ECLI:NL:GHLEE:2011:BQ5093
Gerechtshof Leeuwarden
- Hoger beroep
- J.D.S.L. Bosch
- R.A. Zuidema
- J.P. Evenhuis
- Rechtspraak.nl
Toepassing van de schuldsaneringsregeling en de beoordeling van te goeder trouw zijn
In deze zaak heeft het Gerechtshof Leeuwarden op 17 maart 2011 uitspraak gedaan in hoger beroep over de toepassing van de schuldsaneringsregeling voor de appellant, hierna te noemen [betrokkene]. De rechtbank Groningen had eerder, op 27 januari 2011, het verzoek van [betrokkene] om de schuldsaneringsregeling toe te passen afgewezen. De rechtbank oordeelde dat [betrokkene] niet aannemelijk had gemaakt dat hij te goeder trouw was ten aanzien van het ontstaan en onbetaald laten van zijn schulden in de afgelopen vijf jaar. De rechtbank baseerde haar oordeel op het feit dat [betrokkene] al lange tijd schulden had en nieuwe schulden aanging om oude schulden af te lossen, wat volgens de rechtbank duidde op onverantwoordelijk financieel gedrag.
In hoger beroep heeft [betrokkene] zijn verzoek herhaald en betoogd dat hij wel degelijk te goeder trouw was. Het hof heeft de argumenten van [betrokkene] zorgvuldig gewogen en kwam tot de conclusie dat hij voldoende aannemelijk had gemaakt dat hij te goeder trouw was geweest. Het hof overwoog dat [betrokkene] tot januari 2008 altijd aan zijn aflossingsverplichtingen had voldaan en dat zijn financiële problemen voornamelijk het gevolg waren van onvoorziene omstandigheden, zoals arbeidsongeschiktheid na een medische ingreep. Het hof oordeelde dat [betrokkene] niet had kunnen voorzien dat deze complicaties zouden optreden en dat hij gerechtvaardigd had mogen vertrouwen op zijn toekomstplannen om zijn schuldenlast te verlichten.
Uiteindelijk heeft het hof het vonnis van de rechtbank vernietigd en de toepassing van de schuldsaneringsregeling uitgesproken.

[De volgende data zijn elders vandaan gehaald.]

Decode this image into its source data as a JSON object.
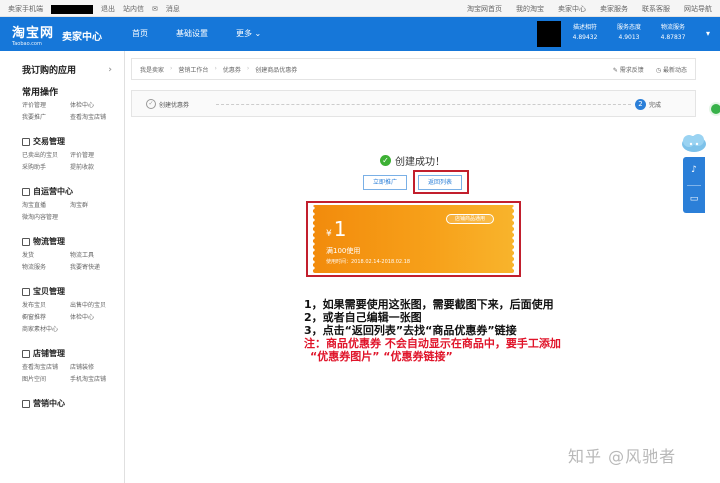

De zaak is ter verdere afdoening terugverwezen naar de rechtbank Groningen. Deze uitspraak benadrukt het belang van de beoordeling van te goeder trouw zijn in het kader van de schuldsaneringsregeling en de rol van onvoorziene omstandigheden in de beoordeling van de financiële situatie van de schuldenaar.